Bu alandaki çalışmalara ilişkin Prens Laurent, “Genellikle insanlar yenilenebilir teknolojiden bahsederken güneş panellerini ve rüzgar türbinlerini anlıyorlar. Ama aslında bu iki teknolojinin yanı sıra onlardan daha etkili çok fazla bilinmeyen teknolojiler de mevcut. Örneğin derin jeotermal teknolojisi veya hidrojen üretimi.” şeklinde konuştu.
Laurent, hidrojen üretimini örnek vererek, maliyetin normalde çok yüksek olduğunu ancak bunun yenilenebilir enerji ve enerji verimliliği ile üretilmesi halinde çok daha ucuza mal olacağını anlattı.
Prens Laurent, projesinin Avrupa’daki yenilenebilir teknolojiye ilişkin yeni mevzuatla da uyumlu olduğunun altını çizdi.
İlk pilot proje haziran ayında açıklanabilir
Prens Laurent, hazırladığı proje kapsamında SOCAR ile işbirliği yapmak üzere bir gizlilik anlaşması imzaladıklarını, ilk pilot projeyi Boğaziçi Üniversitesi ile Türkiye’de haziran ayında düzenlenecek Uluslararası Enerji Ekonomisi Birliği (IAEE) Konferansı’nda, ardından da Bakü’de kasım ayında yapılacak Birleşmiş Milletler İklim Değişikliği Çerçeve Sözleşmesi 29. Taraflar Konferansı’nda (COP29) sunabileceklerini ifade etti.
Kamuda ve özel sektörde tecrübeli olduğunu vurgulayan Prens Laurent, sürdürülebilir ve toplumsal bir proje hazırladıklarına dikkati çekti.
Prens Laurent, SOCAR projesinin amacının, yenilenebilir teknoloji ile enerji verimliliği sisteminin hibritleştirilmesinden oluşan bir elektrik santralini devreye almak ve rafinerinin kullandığı enerji maliyetini düşürmek olduğunu anlattı.
“Hibridizasyon sistemiyle enerji maliyetini neredeyse sıfıra indirebiliyoruz.” diyen Laurent, bu süreçte enerji faturasının yüzlerce milyon dolar azalabileceğini ve bakım maliyetlerinin de çok düşük olacağını kaydetti.
Prens Laurent, SOCAR ile ilk sanayi kurulumunu geliştirme imkanını görüşmeyi umduğunu söyledi.
“Sayın Erdoğan, bu projenin sadece Avrupa’da ve dünyada değil, Türk devletlerinde de bilinmesini sağlayacak kişidir”

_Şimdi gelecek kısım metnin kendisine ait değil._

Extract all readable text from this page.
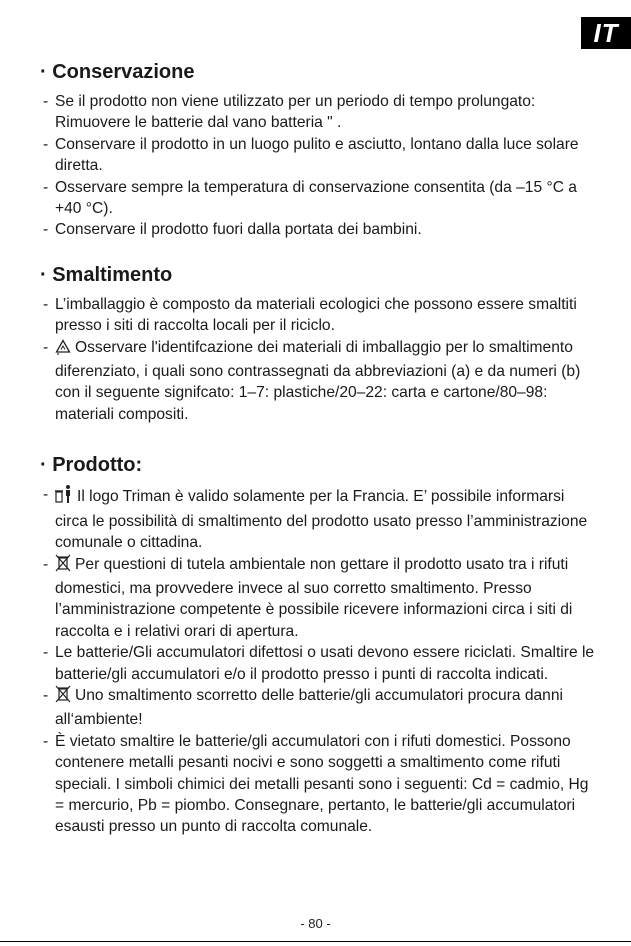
IT
· Conservazione
- Se il prodotto non viene utilizzato per un periodo di tempo prolungato: Rimuovere le batterie dal vano batteria " .
- Conservare il prodotto in un luogo pulito e asciutto, lontano dalla luce solare diretta.
- Osservare sempre la temperatura di conservazione consentita (da –15 °C a +40 °C).
- Conservare il prodotto fuori dalla portata dei bambini.
· Smaltimento
- L’imballaggio è composto da materiali ecologici che possono essere smaltiti presso i siti di raccolta locali per il riciclo.
- Osservare l'identifcazione dei materiali di imballaggio per lo smaltimento diferenziato, i quali sono contrassegnati da abbreviazioni (a) e da numeri (b) con il seguente signifcato: 1–7: plastiche/20–22: carta e cartone/80–98: materiali compositi.
· Prodotto:
- Il logo Triman è valido solamente per la Francia. E’ possibile informarsi circa le possibilità di smaltimento del prodotto usato presso l’amministrazione comunale o cittadina.
- Per questioni di tutela ambientale non gettare il prodotto usato tra i rifuti domestici, ma provvedere invece al suo corretto smaltimento. Presso l’amministrazione competente è possibile ricevere informazioni circa i siti di raccolta e i relativi orari di apertura.
- Le batterie/Gli accumulatori difettosi o usati devono essere riciclati. Smaltire le batterie/gli accumulatori e/o il prodotto presso i punti di raccolta indicati.
- Uno smaltimento scorretto delle batterie/gli accumulatori procura danni all‘ambiente!
- È vietato smaltire le batterie/gli accumulatori con i rifuti domestici. Possono contenere metalli pesanti nocivi e sono soggetti a smaltimento come rifuti speciali. I simboli chimici dei metalli pesanti sono i seguenti: Cd = cadmio, Hg = mercurio, Pb = piombo. Consegnare, pertanto, le batterie/gli accumulatori esausti presso un punto di raccolta comunale.
- 80 -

“Geleceğin yenilenebilir teknolojilerinin hibritleştirme olacağını anlamak çok önemli.” diye konuşan Prens Laurent, nükleer enerjiye karşı olmadığını ancak bu kaynaktan sağlanan elektrik fiyatına tesis söküm maliyetinin de eklenmesi gerektiğini anlattı.
Prens Laurent, “Yenilenebilir teknolojinin hibritleştirilmesine yönelik bu yeni proje, Türkiye için olduğu kadar tüm Türk devletleri bölgesi için de büyük bir fırsattır. Cumhurbaşkanı Erdoğan’ın bölgedeki liderlerin çoğuyla çok iyi diyaloğu olduğunu, yenilenebilir teknoloji ve enerji verimliliği konusunda güçlü bir mükemmeliyet havuzu oluşturabileceğini duydum.” diye konuştu.
Bu yıl COP 29’un Bakü’de yapılacak olmasının, Türk devletlerinin yenilenebilir teknoloji konusunda büyük bir bilgi birikimine sahip olduğunu dünyanın geri kalanına göstermek açısından çok güçlü bir nokta olduğuna işaret eden Laurent, “Cumhurbaşkanınız Sayın Erdoğan, bu projenin sadece Avrupa’da ve dünyada değil, Türk devletlerinde de bilinmesini sağlayacak kişidir.” ifadesini kullandı.
Prens Laurent, “Ticari projelerden çok, toplumda istihdam yaratacak, bu ülkeye katkı sağlayacak ve dünyanın geri kalanında henüz geliştirilmeyen yenilikçi yenilenebilir teknolojiler içeren bir yetkinlik havuzu sunabilmek istiyorum. Bu benim için çok ama çok önemli bir konu.” değerlendirmesinde bulundu.